According to Banda, following the re-usable pad interventions by Anglican women and Youth Net and Counselling (YONECO), a local youth serving NGO that is implementing programs that respond to the social economic challenges affecting youth, women and children, at least 30 percent of female inmates in prisons around the country have learnt how to make re-usable sanitary pads, “We wanted to reach out to all female inmates with this intervention, but COVID-19 disrupted us,” Banda added.

Restoring menstrual dignity

After the training, we were able to make at least two re-usable pads for every female inmate here. Although they are not enough, they are better than the pieces of cloth we have been using,” said 33-year-old Chrissy who is serving a 14-year sentence.

Chrissy demonstrates how the re-usable pads are made: Josephine Chinele

She called on more well-wishers to donate the materials needed for them to continue making the re-usable pads as they await more sessions with the Anglican women once they are cleared to resume training. The sewing machines are lying idle at Chichiri prison owing to a lack of materials since the trainings were suspended in April 2020 due to the COVID-19 pandemic. “We urge prison authorities to consider authorising the Anglican women and other interested groups to re-open the training, we need to make more pads,” Chrissy stated.

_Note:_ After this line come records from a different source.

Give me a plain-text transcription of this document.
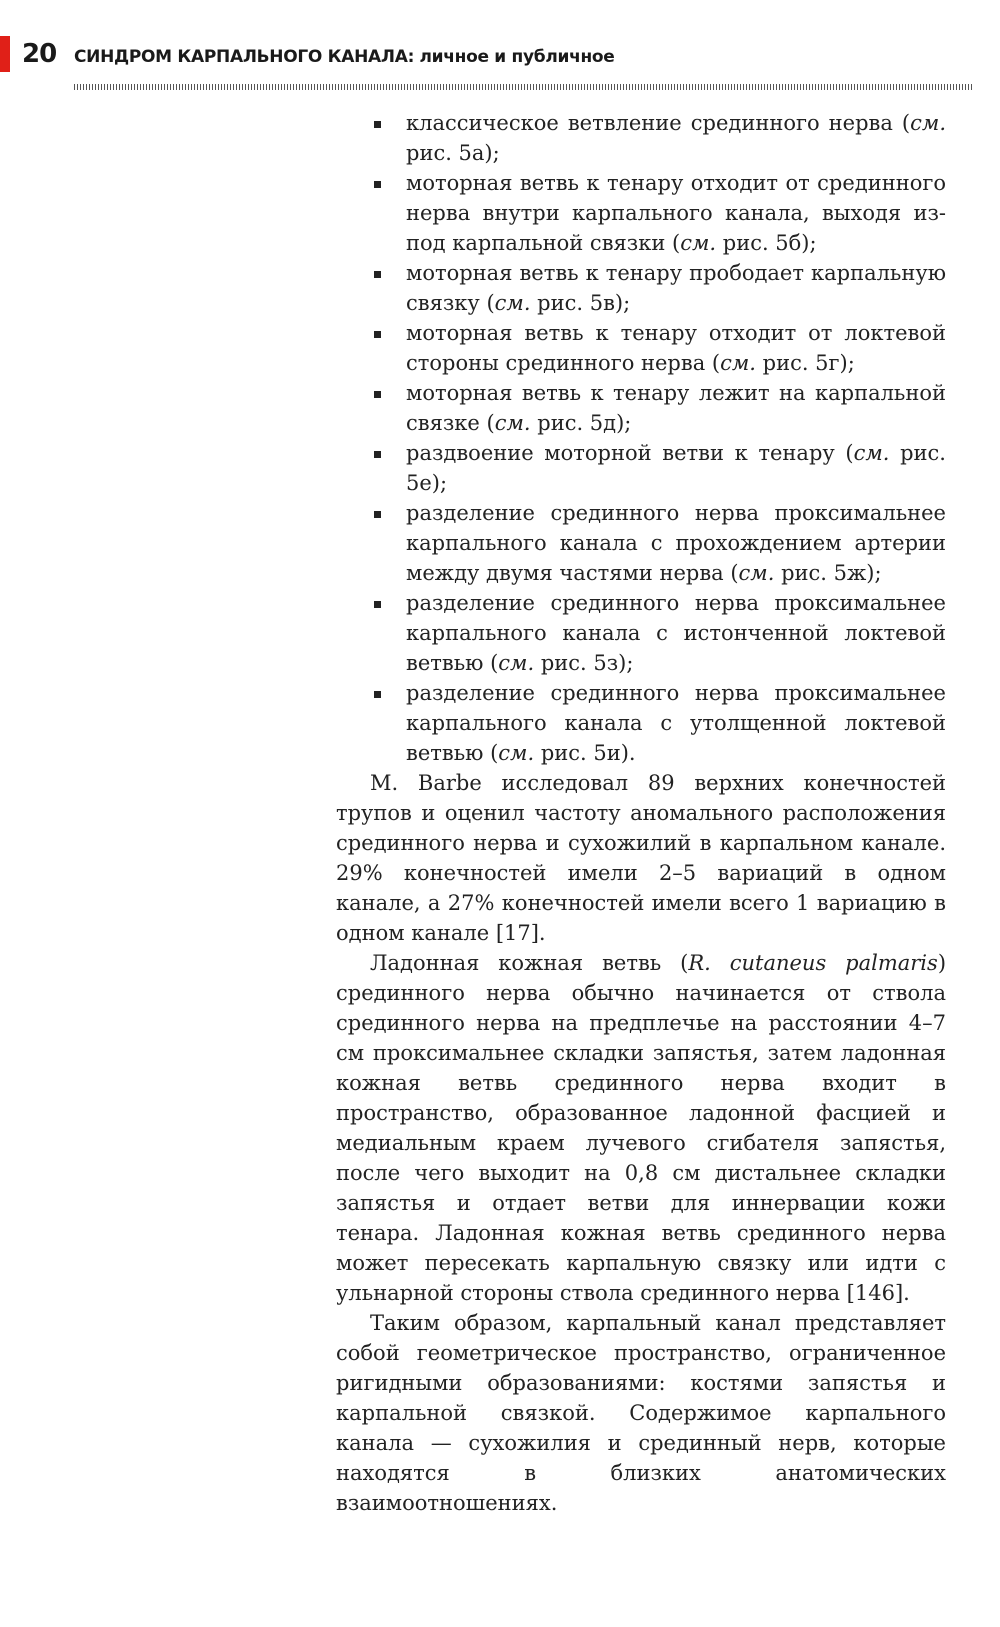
20 СИНДРОМ КАРПАЛЬНОГО КАНАЛА: личное и публичное
классическое ветвление срединного нерва (см. рис. 5а);
моторная ветвь к тенару отходит от срединного нерва внутри карпального канала, выходя из-под карпальной связки (см. рис. 5б);
моторная ветвь к тенару прободает карпальную связку (см. рис. 5в);
моторная ветвь к тенару отходит от локтевой стороны срединного нерва (см. рис. 5г);
моторная ветвь к тенару лежит на карпальной связке (см. рис. 5д);
раздвоение моторной ветви к тенару (см. рис. 5е);
разделение срединного нерва проксимальнее карпального канала с прохождением артерии между двумя частями нерва (см. рис. 5ж);
разделение срединного нерва проксимальнее карпального канала с истонченной локтевой ветвью (см. рис. 5з);
разделение срединного нерва проксимальнее карпального канала с утолщенной локтевой ветвью (см. рис. 5и).

M. Barbe исследовал 89 верхних конечностей трупов и оценил частоту аномального расположения срединного нерва и сухожилий в карпальном канале. 29% конечностей имели 2–5 вариаций в одном канале, а 27% конечностей имели всего 1 вариацию в одном канале [17].

Ладонная кожная ветвь (R. cutaneus palmaris) срединного нерва обычно начинается от ствола срединного нерва на предплечье на расстоянии 4–7 см проксимальнее складки запястья, затем ладонная кожная ветвь срединного нерва входит в пространство, образованное ладонной фасцией и медиальным краем лучевого сгибателя запястья, после чего выходит на 0,8 см дистальнее складки запястья и отдает ветви для иннервации кожи тенара. Ладонная кожная ветвь срединного нерва может пересекать карпальную связку или идти с ульнарной стороны ствола срединного нерва [146].

Таким образом, карпальный канал представляет собой геометрическое пространство, ограниченное ригидными образованиями: костями запястья и карпальной связкой. Содержимое карпального канала — сухожилия и срединный нерв, которые находятся в близких анатомических взаимоотношениях.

Although the initiative has been somewhat successful in plugging this crucial gap, there are several challenges, one of which is in the sourcing of training material. Depending on the goodwill of strangers to provide materials for the trainings is not a sustainable practice and Makoko agrees.

Funding is also a major setback for such an initiative to fully succeed. Limited funding has delayed my plans to train female inmates,” said Grace Ng’ambi, founder, Focus Action Results (FAR). FAR, a group established to make re-usable pads for schoolgirls and female inmates will in October 2021 begin re-usable sanitary pad-making training with the aim of reaching out to 100 female inmates country-wide.

Picture of a Disposable Sanitary Pad made by a female inmate. Photo credit: Josephine Chinele

Malawi has 27 prisons across the country, but none exclusively for female inmates. Gender Coordinator, Ellen Banda said this current arrangement doesn’t allow for female inmates to utilise available opportunities. “The Malawi Prisons Service is planning to have a special prison for female inmates where they can fully benefit from the reformation and rehabilitation programs which includes the making of re-usable sanitary pads,” she said.

The lack of access to menstrual products in prison facilities is widespread. The shame of not having access can have ripple effects and may further compound the trauma women experience when they are incarcerated. Every woman’s sexual reproductive health and rights are important, no matter where she is. These interventions are restoring the dignity of female inmates who have long suffered the indignity of going without menstrual management material during their menstrual period. Besides being cheaper — re-usable pads are cost effective and could be used for a year or more — learning to make re-usable pads empowers female inmates and creates a livelihood option for them when they leave the prison. Such a programme could also empower women in other settings where access to sanitary towels is out of reach, due to financial constraints.